Now there’s no reason whatsoever that I couldn’t compose The List at home on my couch before a crackling fire. After all, I’d only been thinking about it regularly since I’d laid up the boat some three months before. But back in the cockpit, I could survey my tiny ship and see-Right there!-where I’d set up the new traveler system, the rigid boom vang, the depth-sounder display, and the new primary winches. And yes, that brand-new dodger was going to look real sweet-I sure could’ve used it last October when my pal Dana buried the bow on a clear but gusty day and soaked us both to the skin.

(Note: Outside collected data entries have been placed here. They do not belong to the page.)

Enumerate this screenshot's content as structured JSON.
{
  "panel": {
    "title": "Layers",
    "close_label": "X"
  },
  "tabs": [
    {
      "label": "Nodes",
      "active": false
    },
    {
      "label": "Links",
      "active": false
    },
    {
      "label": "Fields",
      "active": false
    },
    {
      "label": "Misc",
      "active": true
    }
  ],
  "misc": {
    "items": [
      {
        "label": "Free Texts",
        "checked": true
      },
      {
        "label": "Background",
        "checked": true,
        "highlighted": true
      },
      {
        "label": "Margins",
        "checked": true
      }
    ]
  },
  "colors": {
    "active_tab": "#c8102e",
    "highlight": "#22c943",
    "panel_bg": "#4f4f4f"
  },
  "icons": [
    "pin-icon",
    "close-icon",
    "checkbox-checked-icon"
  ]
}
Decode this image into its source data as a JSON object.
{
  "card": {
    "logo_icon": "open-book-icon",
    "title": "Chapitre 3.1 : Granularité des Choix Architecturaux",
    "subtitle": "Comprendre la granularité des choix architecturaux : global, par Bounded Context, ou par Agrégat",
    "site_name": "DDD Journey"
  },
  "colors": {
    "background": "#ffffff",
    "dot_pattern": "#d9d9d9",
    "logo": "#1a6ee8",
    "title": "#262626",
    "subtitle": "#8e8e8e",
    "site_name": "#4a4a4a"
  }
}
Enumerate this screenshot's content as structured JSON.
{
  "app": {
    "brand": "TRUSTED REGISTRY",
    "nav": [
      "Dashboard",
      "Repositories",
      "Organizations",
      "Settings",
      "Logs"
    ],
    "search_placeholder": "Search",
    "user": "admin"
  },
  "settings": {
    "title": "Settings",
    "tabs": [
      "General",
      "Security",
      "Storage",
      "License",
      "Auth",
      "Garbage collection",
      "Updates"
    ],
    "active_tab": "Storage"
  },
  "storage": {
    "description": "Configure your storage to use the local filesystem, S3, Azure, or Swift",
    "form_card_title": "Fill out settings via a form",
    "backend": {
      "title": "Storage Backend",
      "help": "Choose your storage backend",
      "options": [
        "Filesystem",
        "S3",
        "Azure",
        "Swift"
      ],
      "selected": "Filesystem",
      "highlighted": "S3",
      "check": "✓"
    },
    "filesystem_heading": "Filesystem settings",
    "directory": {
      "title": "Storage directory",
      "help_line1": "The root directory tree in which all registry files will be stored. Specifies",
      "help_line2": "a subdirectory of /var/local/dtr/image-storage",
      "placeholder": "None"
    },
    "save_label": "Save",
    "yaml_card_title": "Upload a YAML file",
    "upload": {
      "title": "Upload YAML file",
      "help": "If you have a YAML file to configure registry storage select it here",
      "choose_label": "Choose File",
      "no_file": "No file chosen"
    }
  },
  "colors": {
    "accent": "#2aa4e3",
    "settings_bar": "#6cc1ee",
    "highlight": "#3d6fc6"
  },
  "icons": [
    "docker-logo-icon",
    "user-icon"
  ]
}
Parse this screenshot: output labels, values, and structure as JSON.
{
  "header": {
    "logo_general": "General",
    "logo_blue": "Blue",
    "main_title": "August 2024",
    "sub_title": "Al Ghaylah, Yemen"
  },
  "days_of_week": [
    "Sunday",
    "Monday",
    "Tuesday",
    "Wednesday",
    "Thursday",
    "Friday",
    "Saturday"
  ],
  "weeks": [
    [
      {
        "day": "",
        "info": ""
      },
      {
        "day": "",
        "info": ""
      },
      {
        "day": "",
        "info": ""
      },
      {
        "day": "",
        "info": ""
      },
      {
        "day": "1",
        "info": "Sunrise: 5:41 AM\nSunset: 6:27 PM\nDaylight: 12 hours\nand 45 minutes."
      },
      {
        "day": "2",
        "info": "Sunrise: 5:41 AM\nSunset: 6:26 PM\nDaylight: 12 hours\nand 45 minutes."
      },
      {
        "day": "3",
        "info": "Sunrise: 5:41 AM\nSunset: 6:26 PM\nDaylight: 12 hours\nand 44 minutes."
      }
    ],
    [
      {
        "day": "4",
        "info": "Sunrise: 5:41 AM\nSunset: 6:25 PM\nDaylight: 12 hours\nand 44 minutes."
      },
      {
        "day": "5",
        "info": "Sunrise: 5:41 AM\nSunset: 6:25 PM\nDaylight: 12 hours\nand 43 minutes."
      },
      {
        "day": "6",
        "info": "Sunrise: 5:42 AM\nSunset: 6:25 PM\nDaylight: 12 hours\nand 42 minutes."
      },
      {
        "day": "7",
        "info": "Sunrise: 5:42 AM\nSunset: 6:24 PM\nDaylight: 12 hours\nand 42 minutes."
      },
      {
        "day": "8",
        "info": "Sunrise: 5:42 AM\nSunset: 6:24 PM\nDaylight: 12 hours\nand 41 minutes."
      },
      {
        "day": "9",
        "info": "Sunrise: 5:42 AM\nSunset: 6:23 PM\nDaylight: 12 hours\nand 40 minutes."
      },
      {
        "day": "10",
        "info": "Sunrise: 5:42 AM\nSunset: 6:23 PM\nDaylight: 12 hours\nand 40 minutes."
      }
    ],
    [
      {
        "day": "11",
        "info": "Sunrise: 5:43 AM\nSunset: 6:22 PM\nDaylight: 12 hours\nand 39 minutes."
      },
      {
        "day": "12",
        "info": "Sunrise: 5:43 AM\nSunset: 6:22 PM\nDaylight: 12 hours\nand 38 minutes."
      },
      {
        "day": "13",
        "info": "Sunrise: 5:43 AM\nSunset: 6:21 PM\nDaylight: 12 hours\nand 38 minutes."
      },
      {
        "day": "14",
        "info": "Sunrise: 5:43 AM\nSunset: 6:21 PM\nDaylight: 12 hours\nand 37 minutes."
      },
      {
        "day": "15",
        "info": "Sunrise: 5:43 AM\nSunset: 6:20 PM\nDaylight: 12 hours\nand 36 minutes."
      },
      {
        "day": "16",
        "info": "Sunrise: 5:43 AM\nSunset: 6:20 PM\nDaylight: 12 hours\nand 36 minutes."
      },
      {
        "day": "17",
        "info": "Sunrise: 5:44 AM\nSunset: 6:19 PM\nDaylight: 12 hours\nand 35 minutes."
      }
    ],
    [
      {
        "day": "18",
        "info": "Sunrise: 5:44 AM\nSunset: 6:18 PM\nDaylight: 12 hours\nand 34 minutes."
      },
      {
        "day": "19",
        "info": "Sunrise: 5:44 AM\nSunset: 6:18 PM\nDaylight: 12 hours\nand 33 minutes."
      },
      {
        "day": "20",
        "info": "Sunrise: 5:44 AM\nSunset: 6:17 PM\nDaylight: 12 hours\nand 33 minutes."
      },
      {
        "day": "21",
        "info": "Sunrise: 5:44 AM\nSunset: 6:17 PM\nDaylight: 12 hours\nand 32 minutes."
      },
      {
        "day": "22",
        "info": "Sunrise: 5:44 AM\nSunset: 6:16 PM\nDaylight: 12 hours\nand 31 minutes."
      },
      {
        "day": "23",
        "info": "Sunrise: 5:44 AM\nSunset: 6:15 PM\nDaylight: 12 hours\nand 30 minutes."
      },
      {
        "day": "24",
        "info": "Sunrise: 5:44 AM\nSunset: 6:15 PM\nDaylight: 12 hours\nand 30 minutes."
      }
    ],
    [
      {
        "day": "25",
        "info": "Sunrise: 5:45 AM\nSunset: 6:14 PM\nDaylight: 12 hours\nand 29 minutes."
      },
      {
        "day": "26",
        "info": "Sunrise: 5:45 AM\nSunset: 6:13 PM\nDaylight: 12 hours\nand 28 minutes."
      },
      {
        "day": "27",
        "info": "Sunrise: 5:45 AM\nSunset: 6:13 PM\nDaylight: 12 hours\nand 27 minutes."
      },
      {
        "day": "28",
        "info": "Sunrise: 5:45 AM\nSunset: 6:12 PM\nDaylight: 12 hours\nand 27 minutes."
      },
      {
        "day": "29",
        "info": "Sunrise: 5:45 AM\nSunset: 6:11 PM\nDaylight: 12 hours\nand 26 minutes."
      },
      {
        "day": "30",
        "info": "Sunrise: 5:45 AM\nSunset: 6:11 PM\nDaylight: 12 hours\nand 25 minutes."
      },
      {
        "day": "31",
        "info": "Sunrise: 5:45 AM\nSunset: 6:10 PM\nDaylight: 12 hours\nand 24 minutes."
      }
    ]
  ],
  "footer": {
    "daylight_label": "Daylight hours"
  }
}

A confession: The odds on all these jobs getting done (along with the topsides paint job, which really is this year’s Number One priority) are slim (some, I admit, even graced last year’s list), but one can dream, can’t one? In fact, because I’m annually one of the last local sailors to come out of the water, for the practical reason that my boat is blocking all the others I’m also one of the first back in. So my window of opportunity to jump on big projects is short. Not that I have any trouble with that, as some of my best sails every year come in early May or late October, when it seems everyone else has moved on to other things. But my resolve to address boat tasks disappears once she hits the water; from that point on, as long as everything is in good working order, all I want to do is sail.
As we do every April, this month we’ve dedicated a portion of our regular Hands-On Sailor section (beginning on page 62) to the sorts of projects that we higher-latitude sailors seem to tackle every spring. This month’s roster of do-it-yourself pieces includes articles on varnishing, rig inspection, restriking boot tops, and restoring the sheen to older fiberglass hulls. These are jobs that most sailors, no matter where or what they sail, will eventually tackle. Wherever you stand on the commissioning front, good luck.
With The List in my back pocket, I secured the ladder, cast a last glance at the boat, and headed for home. The calendar said February, but my full-on case of spring fever had already set in.